Yalnızlık zor kızım, diyen sesi aramızdaki sessizliği kırıyor. Gidemeyeceğim! Yine gidemeyeceğim. Baba yalnız değilsin, diyorum. Seni her gün arıyorum, iki günde bir gelip yemeğini yapıyorum, her türlü işini hallediyorum. Babamın tüm laflarıma cevabı, sessizlik. Haydi bize gidelim, artık bizimle yaşa lafıma alaycı gülüyor. Yapamayacağım, sinirlerime hâkim olamayacağım. Babamın beni manipüle etmesine bir lafı yetiyor işte. O bizimle yaşamak istemiyor, düzenini bozmak istemiyor ama ben önemli değilim. Ben onunla göçebe gibi yaşayabilirim. Sen hep bunu yapıyorsun işte! Oğluna da böyle yaptın! Bencil adamın tekisin! Bu laflar ve belki daha da beterleri birden ağzımdan çıkıveriyor. Montumu hırsla çıkartıp halının ortasına fırlatıyorum. İçimdeki öfkeyle ne yapacağımı bilemez hâlde odadan çıkıyorum. Balkonda soğuk havada derin derin nefes alıp sakinleşmeye çalışıyorum. Artık babam “Haydi kızım, evine git.” dese de gidemeyecektim.
17:45
İnsan nasıl alkolik olurmuş anladım. Bunu tekrar edip duruyorum. Babama çaktırmadan dışarı sıvışıp iki bira aldım ve odama kapandım. Yaptığı hataları geri alacak durumda olmayan seksen beş yaşındaki bir adama neler demiştim. Yazıp duruyorum, içimdeki sıkışmışlık duygusundan yazıyla kurtulacağımı ümit ediyorum.
18:00
Babam odanın kapısını çalar çalmaz beklemeden içeri giriyor. Boş bira şişesi ile yanındaki yarımı saklamaya fırsat bulamıyorum. Onun da ilk gördüğü şeyler onlar. Bir şey diyecekmiş gibi ağzını açıyor ama bir şey diyemiyor. Bu gördüğüne hazır değildi sanırım. Gelsene baba, gel otur. Kuzu kuzu oturuyor. İkimiz de kuzu gibiyiz şimdi.
İlk konuşan babam oluyor. Ben tatildeyken şeker komasına girmiş, yedek anahtar verdiği komşusu onu tesadüfen bulmuş, yoksa ölüp gidecekmiş. Ölmekten değil de, en çok cesedimin çürümesinden korkuyorum, diyor ve susuyor.

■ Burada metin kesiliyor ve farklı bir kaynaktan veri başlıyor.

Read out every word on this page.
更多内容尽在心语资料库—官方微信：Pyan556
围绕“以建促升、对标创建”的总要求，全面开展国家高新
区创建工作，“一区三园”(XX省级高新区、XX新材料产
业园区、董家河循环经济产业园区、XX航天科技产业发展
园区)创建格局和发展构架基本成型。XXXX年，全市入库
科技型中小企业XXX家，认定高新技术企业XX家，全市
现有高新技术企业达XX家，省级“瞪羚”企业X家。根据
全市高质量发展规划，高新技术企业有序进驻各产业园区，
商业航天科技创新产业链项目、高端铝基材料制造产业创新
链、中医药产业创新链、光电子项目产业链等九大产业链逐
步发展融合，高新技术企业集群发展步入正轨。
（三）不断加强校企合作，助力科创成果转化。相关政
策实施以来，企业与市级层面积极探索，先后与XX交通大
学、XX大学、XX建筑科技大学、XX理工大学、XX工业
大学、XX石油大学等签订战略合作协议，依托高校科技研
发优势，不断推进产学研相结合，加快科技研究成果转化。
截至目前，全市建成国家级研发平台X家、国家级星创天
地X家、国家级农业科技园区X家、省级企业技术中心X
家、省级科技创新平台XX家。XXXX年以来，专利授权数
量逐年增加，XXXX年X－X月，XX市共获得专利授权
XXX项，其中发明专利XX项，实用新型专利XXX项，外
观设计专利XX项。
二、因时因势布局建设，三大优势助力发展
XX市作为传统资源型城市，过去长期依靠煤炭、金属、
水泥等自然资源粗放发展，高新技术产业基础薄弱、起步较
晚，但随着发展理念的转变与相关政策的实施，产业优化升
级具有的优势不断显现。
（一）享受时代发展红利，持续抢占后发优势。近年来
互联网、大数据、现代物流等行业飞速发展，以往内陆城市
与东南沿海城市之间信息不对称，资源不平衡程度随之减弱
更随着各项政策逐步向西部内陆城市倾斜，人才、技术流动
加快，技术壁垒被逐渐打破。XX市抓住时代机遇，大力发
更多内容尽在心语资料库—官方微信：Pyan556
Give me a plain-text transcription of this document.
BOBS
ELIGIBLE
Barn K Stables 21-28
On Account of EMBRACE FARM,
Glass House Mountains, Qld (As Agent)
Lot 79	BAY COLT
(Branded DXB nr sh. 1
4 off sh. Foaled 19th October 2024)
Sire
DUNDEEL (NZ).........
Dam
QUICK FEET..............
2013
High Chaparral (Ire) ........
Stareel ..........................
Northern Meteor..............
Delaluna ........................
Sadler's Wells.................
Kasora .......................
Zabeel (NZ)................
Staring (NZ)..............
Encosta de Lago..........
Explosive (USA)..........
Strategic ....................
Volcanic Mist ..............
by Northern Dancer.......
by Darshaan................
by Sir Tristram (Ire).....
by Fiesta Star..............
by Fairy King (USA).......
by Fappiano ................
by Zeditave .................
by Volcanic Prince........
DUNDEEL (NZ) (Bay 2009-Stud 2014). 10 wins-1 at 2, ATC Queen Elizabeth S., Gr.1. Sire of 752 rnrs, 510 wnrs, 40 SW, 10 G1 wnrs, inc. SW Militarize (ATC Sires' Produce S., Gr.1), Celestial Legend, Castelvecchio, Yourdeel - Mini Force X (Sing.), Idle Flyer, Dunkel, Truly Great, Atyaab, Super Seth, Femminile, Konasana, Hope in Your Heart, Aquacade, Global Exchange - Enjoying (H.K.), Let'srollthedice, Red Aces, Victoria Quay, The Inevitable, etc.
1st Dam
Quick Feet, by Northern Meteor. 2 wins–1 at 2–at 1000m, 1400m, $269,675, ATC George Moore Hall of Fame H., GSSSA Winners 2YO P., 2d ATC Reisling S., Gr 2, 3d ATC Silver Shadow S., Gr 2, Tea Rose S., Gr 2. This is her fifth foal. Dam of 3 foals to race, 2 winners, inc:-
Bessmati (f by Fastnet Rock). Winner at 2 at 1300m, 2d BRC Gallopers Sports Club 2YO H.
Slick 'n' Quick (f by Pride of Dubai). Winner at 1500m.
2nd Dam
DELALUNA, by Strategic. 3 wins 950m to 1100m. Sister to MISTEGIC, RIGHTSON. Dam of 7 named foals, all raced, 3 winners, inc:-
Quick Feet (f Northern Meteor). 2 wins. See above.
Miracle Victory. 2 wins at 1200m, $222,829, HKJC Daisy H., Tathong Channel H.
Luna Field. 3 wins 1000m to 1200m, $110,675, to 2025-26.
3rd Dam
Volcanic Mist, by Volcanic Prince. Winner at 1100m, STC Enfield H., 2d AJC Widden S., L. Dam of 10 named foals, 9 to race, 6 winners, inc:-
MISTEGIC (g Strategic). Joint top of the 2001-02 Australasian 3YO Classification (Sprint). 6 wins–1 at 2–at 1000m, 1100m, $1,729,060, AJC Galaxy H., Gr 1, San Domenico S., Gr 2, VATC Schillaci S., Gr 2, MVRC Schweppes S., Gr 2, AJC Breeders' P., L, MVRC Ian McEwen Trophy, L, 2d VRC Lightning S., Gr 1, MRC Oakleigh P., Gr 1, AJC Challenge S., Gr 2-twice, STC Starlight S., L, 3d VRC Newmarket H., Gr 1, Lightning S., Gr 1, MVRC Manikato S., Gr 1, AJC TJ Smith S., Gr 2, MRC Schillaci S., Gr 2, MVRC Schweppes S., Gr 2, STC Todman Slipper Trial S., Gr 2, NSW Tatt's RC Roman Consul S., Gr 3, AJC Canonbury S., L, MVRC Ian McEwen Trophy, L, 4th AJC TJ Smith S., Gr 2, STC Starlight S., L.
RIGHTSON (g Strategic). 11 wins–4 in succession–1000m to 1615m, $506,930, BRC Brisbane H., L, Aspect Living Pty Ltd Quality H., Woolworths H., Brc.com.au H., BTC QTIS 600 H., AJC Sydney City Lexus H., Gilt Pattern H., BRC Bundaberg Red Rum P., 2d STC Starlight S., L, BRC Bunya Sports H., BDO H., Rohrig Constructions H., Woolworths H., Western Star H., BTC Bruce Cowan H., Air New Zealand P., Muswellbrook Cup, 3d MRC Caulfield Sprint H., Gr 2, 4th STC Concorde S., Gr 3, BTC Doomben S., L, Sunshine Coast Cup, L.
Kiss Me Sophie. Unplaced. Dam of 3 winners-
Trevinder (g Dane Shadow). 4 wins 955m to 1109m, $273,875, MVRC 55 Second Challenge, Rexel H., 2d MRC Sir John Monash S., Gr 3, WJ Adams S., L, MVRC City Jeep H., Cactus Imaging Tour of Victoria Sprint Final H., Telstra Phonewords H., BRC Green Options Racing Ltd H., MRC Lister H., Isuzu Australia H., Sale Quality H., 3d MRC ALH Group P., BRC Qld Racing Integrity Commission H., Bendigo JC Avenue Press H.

“Sen yalnız ölmeyeceksin baba. Böyle şeyler düşünme, lütfen. Acıktın mı, bir çorba içelim mi?”
21:00
Babam depresyonda. Böyle giderse ben de yoldayım. Ya haplarla mutlu olacağız ya da ben tercihen alkolik. O kadar kolay değil, diyor içimdeki ses. O kadar kolay değil alkolik olmak. Ablamdan bir mesaj: “Biletimi aldım, yarın oradayım.” O zaman yarın iyi bir gün. Bir çözüm bulunacak her şeye. Şimdi uykum gelsin, gün ağarana dek deliksiz uyuyayım yeter.